In the justification of armed conflict, everyone agrees that the defending state may use all necessary force to repel an aggressor. When Argentina invaded and occupied the Falkland Islands, the United Kingdom could take whatever measures were necessary to remove them.

But let us suppose that the British bombed Buenos Aires. For the use of force to be necessary, it must yield a direct military advantage that contributes to thwarting the aggression. It would not be acceptable to argue that to bomb a city on the mainland was necessary in order to compel the Argentine population to put pressure on the military junta to withdraw from the islands. So bombing Buenos Aires in that context would have been unnecessary and therefore could not possibly qualify as proportionate.

International lawyers commonly confuse the concepts of necessity and proportionality, claiming that both apply in wars of self‑defense. But this is not as clear as it is in domestic criminal law. I know of no case in the international version of shooting escaping looters where a court has affirmed that the use of force was necessary but not proportionate.

There are two reasons why international law is tolerant of the use of all, or nearly all, necessary force. First, in international conflicts, the defending army must always protect the lives of its citizens, not just property interests. Second, with rare exceptions, there is no international police force that can assist a defending nation.

The problem of disproportionate force has different contours on the battlefield, when soldiers are already at war. Among all the dozens of war crimes in international law, none mentions the element of disproportionate force. The closest adjective used in the Rome Statute is “clearly excessive” force.

Intentional targeting of civilians is prohibited, as is an attack on military targets in the knowledge that there will be “clearly excessive” harm relative to the value of the military target. As one would expect, there is no criterion, not even a theory, for determining when the use of force carries an excessive cost to civilian bystanders.

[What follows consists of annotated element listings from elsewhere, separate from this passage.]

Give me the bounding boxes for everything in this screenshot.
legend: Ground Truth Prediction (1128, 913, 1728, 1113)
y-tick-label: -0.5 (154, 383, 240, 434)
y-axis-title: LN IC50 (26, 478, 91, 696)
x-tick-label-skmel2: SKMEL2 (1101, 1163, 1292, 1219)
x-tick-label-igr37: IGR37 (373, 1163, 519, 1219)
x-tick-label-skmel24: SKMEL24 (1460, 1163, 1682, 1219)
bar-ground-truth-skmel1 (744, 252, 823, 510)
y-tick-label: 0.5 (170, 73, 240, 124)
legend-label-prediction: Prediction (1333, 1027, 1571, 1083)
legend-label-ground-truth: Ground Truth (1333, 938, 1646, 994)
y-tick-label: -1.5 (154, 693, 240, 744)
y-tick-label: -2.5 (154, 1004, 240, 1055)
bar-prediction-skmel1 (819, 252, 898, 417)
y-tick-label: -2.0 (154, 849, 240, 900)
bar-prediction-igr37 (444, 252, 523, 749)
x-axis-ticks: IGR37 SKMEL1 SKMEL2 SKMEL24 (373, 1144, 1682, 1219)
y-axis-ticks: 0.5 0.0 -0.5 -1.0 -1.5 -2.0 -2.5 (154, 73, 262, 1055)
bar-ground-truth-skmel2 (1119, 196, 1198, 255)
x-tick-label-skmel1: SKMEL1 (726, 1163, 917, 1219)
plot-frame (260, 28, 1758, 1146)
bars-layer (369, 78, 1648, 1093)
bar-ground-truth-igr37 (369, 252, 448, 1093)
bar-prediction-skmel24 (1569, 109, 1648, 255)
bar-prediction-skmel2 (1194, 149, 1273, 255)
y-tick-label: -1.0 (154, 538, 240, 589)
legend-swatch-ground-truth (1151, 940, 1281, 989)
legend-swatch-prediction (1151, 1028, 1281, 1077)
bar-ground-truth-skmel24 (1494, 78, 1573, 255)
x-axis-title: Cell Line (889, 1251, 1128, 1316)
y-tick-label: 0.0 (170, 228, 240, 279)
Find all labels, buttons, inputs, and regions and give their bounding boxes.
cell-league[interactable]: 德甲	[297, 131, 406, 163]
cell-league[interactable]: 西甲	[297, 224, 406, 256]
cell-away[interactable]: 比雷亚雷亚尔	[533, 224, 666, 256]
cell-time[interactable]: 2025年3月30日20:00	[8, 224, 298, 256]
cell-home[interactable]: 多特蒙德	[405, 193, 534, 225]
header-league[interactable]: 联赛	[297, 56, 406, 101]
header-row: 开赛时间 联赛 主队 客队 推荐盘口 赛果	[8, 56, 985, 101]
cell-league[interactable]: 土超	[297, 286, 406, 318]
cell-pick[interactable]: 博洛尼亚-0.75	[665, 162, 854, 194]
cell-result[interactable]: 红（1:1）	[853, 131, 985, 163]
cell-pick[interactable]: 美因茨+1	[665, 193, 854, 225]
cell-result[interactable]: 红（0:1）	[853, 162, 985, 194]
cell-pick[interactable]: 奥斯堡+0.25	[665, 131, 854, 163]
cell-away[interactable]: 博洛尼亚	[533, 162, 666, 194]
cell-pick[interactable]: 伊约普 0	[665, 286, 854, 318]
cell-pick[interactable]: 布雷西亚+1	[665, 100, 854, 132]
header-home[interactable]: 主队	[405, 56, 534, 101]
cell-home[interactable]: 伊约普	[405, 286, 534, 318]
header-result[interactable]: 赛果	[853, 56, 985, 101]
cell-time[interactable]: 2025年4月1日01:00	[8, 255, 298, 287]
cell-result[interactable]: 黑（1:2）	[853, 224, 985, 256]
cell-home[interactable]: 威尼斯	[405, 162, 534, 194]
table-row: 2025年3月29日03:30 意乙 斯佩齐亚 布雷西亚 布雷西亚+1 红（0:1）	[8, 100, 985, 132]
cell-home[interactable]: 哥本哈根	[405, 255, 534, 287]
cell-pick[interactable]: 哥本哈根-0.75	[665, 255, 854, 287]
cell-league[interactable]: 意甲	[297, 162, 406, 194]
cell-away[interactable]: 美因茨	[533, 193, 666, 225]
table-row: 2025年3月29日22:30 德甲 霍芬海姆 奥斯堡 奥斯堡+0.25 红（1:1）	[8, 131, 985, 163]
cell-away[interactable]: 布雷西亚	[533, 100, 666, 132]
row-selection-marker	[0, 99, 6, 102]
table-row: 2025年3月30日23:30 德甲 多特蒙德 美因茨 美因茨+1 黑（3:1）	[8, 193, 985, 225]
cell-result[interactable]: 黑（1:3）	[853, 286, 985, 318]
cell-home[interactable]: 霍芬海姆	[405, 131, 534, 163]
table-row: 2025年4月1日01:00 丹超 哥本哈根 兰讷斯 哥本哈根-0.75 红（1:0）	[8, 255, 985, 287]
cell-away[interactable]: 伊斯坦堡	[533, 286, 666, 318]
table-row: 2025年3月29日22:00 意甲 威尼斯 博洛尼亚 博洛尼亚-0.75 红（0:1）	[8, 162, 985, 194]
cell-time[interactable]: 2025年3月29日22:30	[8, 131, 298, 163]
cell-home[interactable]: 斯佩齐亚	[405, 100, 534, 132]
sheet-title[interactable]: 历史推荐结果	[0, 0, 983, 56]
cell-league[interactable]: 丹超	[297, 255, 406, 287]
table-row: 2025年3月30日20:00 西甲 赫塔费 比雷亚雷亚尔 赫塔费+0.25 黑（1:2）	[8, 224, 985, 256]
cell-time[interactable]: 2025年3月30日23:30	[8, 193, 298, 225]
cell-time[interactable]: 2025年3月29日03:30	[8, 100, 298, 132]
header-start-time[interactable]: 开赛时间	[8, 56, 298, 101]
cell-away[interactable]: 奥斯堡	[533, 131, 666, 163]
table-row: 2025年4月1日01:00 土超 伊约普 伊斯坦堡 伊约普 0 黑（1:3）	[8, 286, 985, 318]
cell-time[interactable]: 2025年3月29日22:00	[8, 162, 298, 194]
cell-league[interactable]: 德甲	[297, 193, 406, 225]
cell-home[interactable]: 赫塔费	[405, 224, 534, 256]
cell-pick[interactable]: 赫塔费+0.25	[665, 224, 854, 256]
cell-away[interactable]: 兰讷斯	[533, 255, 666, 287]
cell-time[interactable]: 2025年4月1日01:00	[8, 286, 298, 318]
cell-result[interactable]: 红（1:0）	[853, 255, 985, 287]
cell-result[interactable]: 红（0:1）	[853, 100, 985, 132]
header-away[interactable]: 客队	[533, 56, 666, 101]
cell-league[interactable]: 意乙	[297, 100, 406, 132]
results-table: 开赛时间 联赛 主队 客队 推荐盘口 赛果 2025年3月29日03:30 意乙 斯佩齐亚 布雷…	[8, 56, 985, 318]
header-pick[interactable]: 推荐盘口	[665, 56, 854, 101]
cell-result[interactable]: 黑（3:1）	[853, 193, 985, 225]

The specific problem in Lebanon, particularly Israel’s bombing of southern Beirut, is deciding when the targets are protected civilians or part of a militant terrorist organization and thus subject to legitimate attack. We have too little information about many of these attacks to know one way or the other. This is an area where the concepts are clear but the facts remain murky. Journalists on the ground would do well to inquire about the relevant military objectives rather than pass judgment on the basis of the numbers of civilians killed, which may have minimal relevance to legal analysis.